The paper tackles the high memory cost of ensemble methods in deep neural networks by proposing Structured Ensembles, which extracts multiple sub-networks from a single untrained network through end-to-end optimization, achieving higher or comparable accuracy with significantly less storage and favorable predictive calibration and uncertainty compared to state-of-the-art.
In this paper, we propose a novel ensembling technique for deep neural networks, which is able to drastically reduce the required memory compared to alternative approaches. In particular, we propose to extract multiple sub-networks from a single, untrained neural network by solving an end-to-end optimization task combining differentiable scaling over the original architecture, with multiple regularization terms favouring the diversity of the ensemble. Since our proposal aims to detect and extract sub-structures, we call it Structured Ensemble. On a large experimental evaluation, we show that our method can achieve higher or comparable accuracy to competing methods while requiring significantly less storage.
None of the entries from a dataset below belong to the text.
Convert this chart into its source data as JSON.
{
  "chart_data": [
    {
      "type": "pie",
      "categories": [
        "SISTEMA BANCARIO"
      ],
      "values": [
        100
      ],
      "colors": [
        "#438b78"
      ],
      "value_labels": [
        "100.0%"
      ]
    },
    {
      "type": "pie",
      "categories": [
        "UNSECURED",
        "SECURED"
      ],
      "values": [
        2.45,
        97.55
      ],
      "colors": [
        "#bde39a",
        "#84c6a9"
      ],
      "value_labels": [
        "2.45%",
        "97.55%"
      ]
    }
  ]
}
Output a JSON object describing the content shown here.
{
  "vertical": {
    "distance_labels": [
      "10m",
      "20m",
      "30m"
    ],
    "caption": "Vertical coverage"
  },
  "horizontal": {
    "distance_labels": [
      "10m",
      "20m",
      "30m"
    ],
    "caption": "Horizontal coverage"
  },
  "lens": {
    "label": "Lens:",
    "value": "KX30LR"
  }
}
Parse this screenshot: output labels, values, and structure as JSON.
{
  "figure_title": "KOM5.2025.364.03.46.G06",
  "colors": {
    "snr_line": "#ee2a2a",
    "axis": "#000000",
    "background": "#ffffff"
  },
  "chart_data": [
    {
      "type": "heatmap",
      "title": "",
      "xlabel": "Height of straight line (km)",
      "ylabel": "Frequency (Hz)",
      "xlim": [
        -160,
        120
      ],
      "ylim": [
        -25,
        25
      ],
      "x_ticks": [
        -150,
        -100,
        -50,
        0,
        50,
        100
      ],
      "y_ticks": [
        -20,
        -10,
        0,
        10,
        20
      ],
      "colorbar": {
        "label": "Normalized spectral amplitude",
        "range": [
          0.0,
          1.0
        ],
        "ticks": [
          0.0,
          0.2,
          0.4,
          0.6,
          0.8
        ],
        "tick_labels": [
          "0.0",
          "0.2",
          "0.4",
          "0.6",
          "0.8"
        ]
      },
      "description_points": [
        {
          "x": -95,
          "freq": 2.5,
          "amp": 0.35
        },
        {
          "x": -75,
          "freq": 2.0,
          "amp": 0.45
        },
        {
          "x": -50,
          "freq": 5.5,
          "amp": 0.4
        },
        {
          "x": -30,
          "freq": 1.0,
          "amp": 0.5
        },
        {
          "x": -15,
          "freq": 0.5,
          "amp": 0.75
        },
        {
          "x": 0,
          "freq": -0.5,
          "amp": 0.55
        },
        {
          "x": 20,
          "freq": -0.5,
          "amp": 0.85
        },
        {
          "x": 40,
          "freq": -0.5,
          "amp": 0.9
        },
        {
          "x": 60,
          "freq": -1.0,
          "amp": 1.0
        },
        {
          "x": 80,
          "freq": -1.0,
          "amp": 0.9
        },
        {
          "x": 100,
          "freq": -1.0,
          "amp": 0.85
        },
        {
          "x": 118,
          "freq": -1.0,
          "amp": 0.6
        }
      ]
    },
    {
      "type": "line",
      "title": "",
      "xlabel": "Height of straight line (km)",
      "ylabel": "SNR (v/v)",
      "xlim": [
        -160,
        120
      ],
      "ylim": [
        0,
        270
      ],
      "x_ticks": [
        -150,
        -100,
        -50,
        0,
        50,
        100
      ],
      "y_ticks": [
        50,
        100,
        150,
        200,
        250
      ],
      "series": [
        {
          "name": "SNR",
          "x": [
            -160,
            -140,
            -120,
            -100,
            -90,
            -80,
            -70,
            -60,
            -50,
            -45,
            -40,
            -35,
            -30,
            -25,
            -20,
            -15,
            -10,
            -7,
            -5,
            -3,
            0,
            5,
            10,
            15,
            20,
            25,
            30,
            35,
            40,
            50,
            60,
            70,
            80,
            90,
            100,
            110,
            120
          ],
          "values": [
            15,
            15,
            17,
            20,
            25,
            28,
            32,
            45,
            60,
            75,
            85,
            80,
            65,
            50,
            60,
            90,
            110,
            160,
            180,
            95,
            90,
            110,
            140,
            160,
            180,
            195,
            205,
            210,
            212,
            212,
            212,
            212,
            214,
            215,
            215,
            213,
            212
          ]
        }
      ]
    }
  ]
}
In addition, we evaluate our ensembles in terms of predictive calibration and uncertainty, showing they compare favourably with the state-of-the-art. Finally, we draw a link with the continual learning literature, and we propose a modification of our framework to handle continuous streams of tasks with a sub-linear memory cost. We compare with a number of alternative strategies to mitigate catastrophic forgetting, highlighting advantages in terms of average accuracy and memory.